Fossilised reptile poo contains 200-million-year-old parasites


Coprolites, or fossilised faeces, collected in Thailand

Nonsrirach et al

Fossilised faeces of a crocodile-like predator dwelling 200 million years in the past reveal the animal was contaminated with a number of parasite species. Proof of historic parasites is notoriously laborious to search out within the fossil document, so this discovery can assist give us an image of how they unfold from species to species.

Parasites infect animals’ comfortable tissues, which not often protect effectively over time. So Thanit Nonsrirach at Mahasarakham College in Thailand and his colleagues analysed a pattern of fossilised dung, additionally known as a coprolite, that was first unearthed in 2010 from the Huai Hin Lat Formation in north-eastern Thailand.

“I needed to know what’s contained in the coprolite, so I made a decision to chop it open and study its inner construction,” says Nonsrirach.

The form and contents of the faeces helped the researchers slim down which creature it got here from. They first photographed and measured the coprolite earlier than hardening it with an epoxy resin. They then lower the log – 7 centimetres lengthy and a pair of centimetres thick – into skinny, salami-like slices.

When the group examined the slides below the microscope, they discovered parasite eggs in a spread of shapes and sizes trapped within the droppings. The eggs had been largely spherical and oval, and across the thickness of a human hair. The group suspects as many as six parasite species – together with intestinal worms known as nematodes from the order Ascaridida – are represented within the historic faeces.
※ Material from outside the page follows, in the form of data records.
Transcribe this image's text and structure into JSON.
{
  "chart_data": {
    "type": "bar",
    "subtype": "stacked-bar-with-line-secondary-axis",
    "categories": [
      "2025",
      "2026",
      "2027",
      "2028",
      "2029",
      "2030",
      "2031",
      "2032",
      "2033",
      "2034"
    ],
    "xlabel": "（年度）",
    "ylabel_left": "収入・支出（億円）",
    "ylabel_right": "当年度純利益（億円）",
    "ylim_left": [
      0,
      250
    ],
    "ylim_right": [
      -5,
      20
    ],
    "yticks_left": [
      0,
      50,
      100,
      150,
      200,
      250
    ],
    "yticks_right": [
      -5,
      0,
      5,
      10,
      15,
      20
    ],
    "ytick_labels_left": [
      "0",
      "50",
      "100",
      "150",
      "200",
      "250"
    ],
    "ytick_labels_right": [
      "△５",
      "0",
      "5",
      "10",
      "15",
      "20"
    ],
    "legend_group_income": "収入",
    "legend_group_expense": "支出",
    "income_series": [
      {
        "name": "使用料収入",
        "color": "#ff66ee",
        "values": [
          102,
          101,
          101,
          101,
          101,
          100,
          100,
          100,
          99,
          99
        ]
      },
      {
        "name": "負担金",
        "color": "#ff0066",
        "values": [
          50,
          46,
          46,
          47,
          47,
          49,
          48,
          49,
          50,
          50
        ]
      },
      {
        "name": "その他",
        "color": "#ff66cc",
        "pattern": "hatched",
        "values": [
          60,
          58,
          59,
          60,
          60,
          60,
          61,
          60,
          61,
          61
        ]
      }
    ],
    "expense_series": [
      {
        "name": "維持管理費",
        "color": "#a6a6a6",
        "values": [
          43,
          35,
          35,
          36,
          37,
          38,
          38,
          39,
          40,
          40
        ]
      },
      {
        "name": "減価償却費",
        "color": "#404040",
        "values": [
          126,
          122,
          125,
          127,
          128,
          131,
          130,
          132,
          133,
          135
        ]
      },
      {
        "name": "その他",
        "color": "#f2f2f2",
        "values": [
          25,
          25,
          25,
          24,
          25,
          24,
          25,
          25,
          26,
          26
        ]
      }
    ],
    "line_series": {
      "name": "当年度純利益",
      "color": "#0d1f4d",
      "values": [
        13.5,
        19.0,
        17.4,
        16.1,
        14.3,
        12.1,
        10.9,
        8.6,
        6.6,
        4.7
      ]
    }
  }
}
The researchers concluded that the excrement was most likely left by an armoured, semi-aquatic reptile that appeared like and lived equally to a contemporary crocodile. “Contemplating that crocodiles appeared round 100 million years in the past throughout the Late Cretaceous, it’s possible that the coprolite got here from a crocodile-like animal or one which co-evolved with crocodiles, resembling phytosaurs,” says Nonsrirach.

Based mostly on the stays of historic vegetation and animals additionally discovered within the space, the researchers estimate the specimen is from the early Late Triassic Epoch, round 237 million to 208 million years in the past. “This discovery is essential for understanding the number of parasites and the way they interacted in historic ecosystems,” says Nonsrirach. He suspects the animal ingested the parasites by feeding on contaminated fishes, amphibians or different reptiles.